As much of a hammer as the league holds with the schedule, the union is not without weaponry of its own. It's true: Players must play if MLB schedules games. Individuals sitting out without permission would be placed on the restricted list and not receive service time, per the March agreement. Players not reporting en masse would likely be deemed an illegal strike. Where the players can strike is at a pair of MLB weaknesses: money and marketing.

In its proposal, the union showed a willingness to accept the league's plan of expanding playoffs from 10 to 14 teams not just for the 2020 season but for 2021 as well. MLB's desire for more playoff inventory and the potential financial windfall that would accompany it is a chip the union can play at its behest.

Further is the ancillary harm players can cause by separating baseball and Major League Baseball. They have too much self-respect to allow baseball, on field, to suffer. In the absence of a deal, players would be exceedingly motivated to make Major League Baseball suffer. In-game microphones worn by players to enhance TV broadcasts? No chance. Interviews with MLB Network? Unlikely. Meeting with a sponsor, if ever stadiums reopen to fans? Sorry, just too busy. It would be a clinic in passive-aggressiveness, with players saying that if the game does not want to invest in them, it will simply return the favor.

It's mind-boggling, really. There's a solution in clear site. Get started and, by August, play games with fans. I wonder: How can people smart enough to accumulate generations worth of wealth be short-sighted? I'm not alone. Again, from Passan, this time in his closing paragraphs:

In these negotiations, an inch would amount to a mile. The clock isn't ticking anymore. The damn thing broke. They blew a soft June 1 deadline already. Baseball has taken so long to return that Texas is ready to allow fans into stadiums. Which could go a ways to undercutting MLB's main argument about lost revenues.

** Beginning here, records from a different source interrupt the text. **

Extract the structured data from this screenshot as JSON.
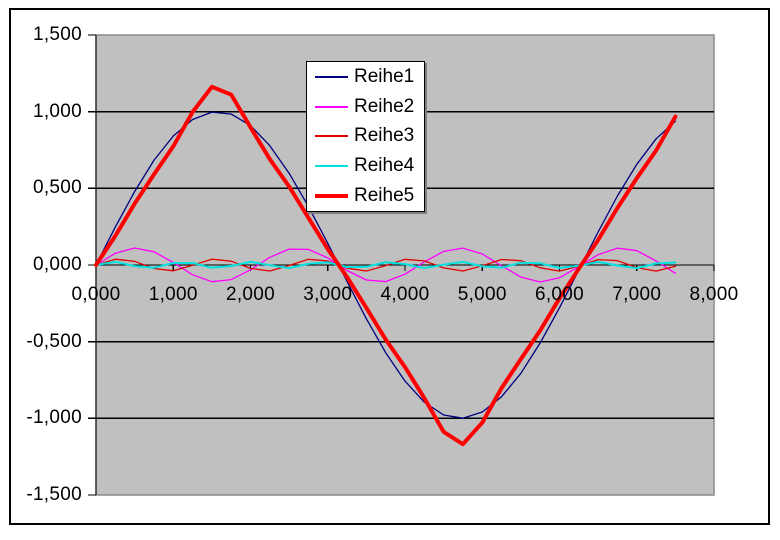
{
  "chart_data": {
    "type": "line",
    "title": "",
    "number_format": "german-comma-3-decimals",
    "x_axis": {
      "min": 0,
      "max": 8,
      "tick_step": 1,
      "tick_values": [
        0,
        1,
        2,
        3,
        4,
        5,
        6,
        7,
        8
      ],
      "tick_labels": [
        "0,000",
        "1,000",
        "2,000",
        "3,000",
        "4,000",
        "5,000",
        "6,000",
        "7,000",
        "8,000"
      ]
    },
    "y_axis": {
      "min": -1.5,
      "max": 1.5,
      "tick_step": 0.5,
      "tick_values": [
        1.5,
        1.0,
        0.5,
        0.0,
        -0.5,
        -1.0,
        -1.5
      ],
      "tick_labels": [
        "1,500",
        "1,000",
        "0,500",
        "0,000",
        "-0,500",
        "-1,000",
        "-1,500"
      ]
    },
    "grid": "horizontal-on",
    "plot_background": "#c0c0c0",
    "plot_border_color": "#8a8a8a",
    "gridline_color": "#000000",
    "axis_color": "#000000",
    "legend": {
      "position": "top-center-overlay",
      "background": "#ffffff",
      "border_color": "#000000"
    },
    "sample_x": [
      0,
      0.25,
      0.5,
      0.75,
      1,
      1.25,
      1.5,
      1.75,
      2,
      2.25,
      2.5,
      2.75,
      3,
      3.25,
      3.5,
      3.75,
      4,
      4.25,
      4.5,
      4.75,
      5,
      5.25,
      5.5,
      5.75,
      6,
      6.25,
      6.5,
      6.75,
      7,
      7.25,
      7.5
    ],
    "series": [
      {
        "name": "Reihe1",
        "color": "#000080",
        "stroke_width": 1.3,
        "formula": "sin(x)",
        "values": [
          0,
          0.247,
          0.479,
          0.682,
          0.841,
          0.949,
          0.997,
          0.984,
          0.909,
          0.778,
          0.599,
          0.382,
          0.141,
          -0.108,
          -0.351,
          -0.572,
          -0.757,
          -0.895,
          -0.978,
          -0.999,
          -0.959,
          -0.859,
          -0.706,
          -0.508,
          -0.279,
          -0.033,
          0.215,
          0.45,
          0.657,
          0.823,
          0.938
        ]
      },
      {
        "name": "Reihe2",
        "color": "#ff00ff",
        "stroke_width": 1.3,
        "formula": "sin(3x)/9",
        "values": [
          0,
          0.076,
          0.111,
          0.086,
          0.016,
          -0.064,
          -0.109,
          -0.095,
          -0.031,
          0.05,
          0.104,
          0.102,
          0.046,
          -0.036,
          -0.098,
          -0.108,
          -0.06,
          0.02,
          0.089,
          0.11,
          0.072,
          -0.005,
          -0.079,
          -0.111,
          -0.083,
          -0.011,
          0.067,
          0.11,
          0.093,
          0.027,
          -0.054
        ]
      },
      {
        "name": "Reihe3",
        "color": "#e00000",
        "stroke_width": 1.3,
        "formula": "sin(5x)/25",
        "values": [
          0,
          0.038,
          0.024,
          -0.023,
          -0.038,
          -0.001,
          0.038,
          0.025,
          -0.022,
          -0.039,
          -0.003,
          0.037,
          0.026,
          -0.021,
          -0.039,
          -0.004,
          0.037,
          0.027,
          -0.019,
          -0.039,
          -0.005,
          0.036,
          0.028,
          -0.018,
          -0.04,
          -0.007,
          0.035,
          0.029,
          -0.017,
          -0.04,
          -0.008
        ]
      },
      {
        "name": "Reihe4",
        "color": "#00e0e0",
        "stroke_width": 2,
        "formula": "sin(7x)/49",
        "values": [
          0,
          0.02,
          -0.007,
          -0.018,
          0.013,
          0.013,
          -0.018,
          -0.006,
          0.02,
          -0.001,
          -0.02,
          0.008,
          0.017,
          -0.014,
          -0.012,
          0.018,
          0.006,
          -0.02,
          0.002,
          0.02,
          -0.009,
          -0.017,
          0.015,
          0.011,
          -0.019,
          -0.005,
          0.02,
          -0.003,
          -0.02,
          0.01,
          0.016
        ]
      },
      {
        "name": "Reihe5",
        "color": "#ff0000",
        "stroke_width": 4,
        "formula": "sin(x)-sin(3x)/9+sin(5x)/25-sin(7x)/49",
        "values": [
          0,
          0.19,
          0.4,
          0.59,
          0.774,
          0.998,
          1.162,
          1.111,
          0.898,
          0.69,
          0.512,
          0.308,
          0.104,
          -0.079,
          -0.28,
          -0.486,
          -0.666,
          -0.868,
          -1.088,
          -1.169,
          -1.028,
          -0.802,
          -0.613,
          -0.427,
          -0.217,
          -0.024,
          0.163,
          0.372,
          0.566,
          0.747,
          0.968
        ]
      }
    ]
  }
}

This, one might suppose, is just baseball. Simple? Nothing is simple. Not a solution that agents and general managers agreed this week they could hammer out in a day. Not the lingering feeling that accompanies a sport blowing whatever goodwill it might have left. Yeah, this is baseball, like in the old days: its own greatest enemy.

Kudos to Oxford. For the second time in a week, peaceful protests were held in our city. There was no destruction (I don't count graffiti on a statue as destruction). There were no incidents with law enforcement. Instead, people expressed their feelings, exercised their First Amendment right to peacefully protest and dispersed without incident when the proceedings were over.

Oxford catches a lot of hell for its past. Bad things happened here decades ago, and some don't want to let the past go. Don't get me wrong; Oxford has its issues, but this is a remarkably good place to live.

It's not perfect. No place is, but Oxford is tolerant and its people are kind and caring. That has been proven over these difficult weeks.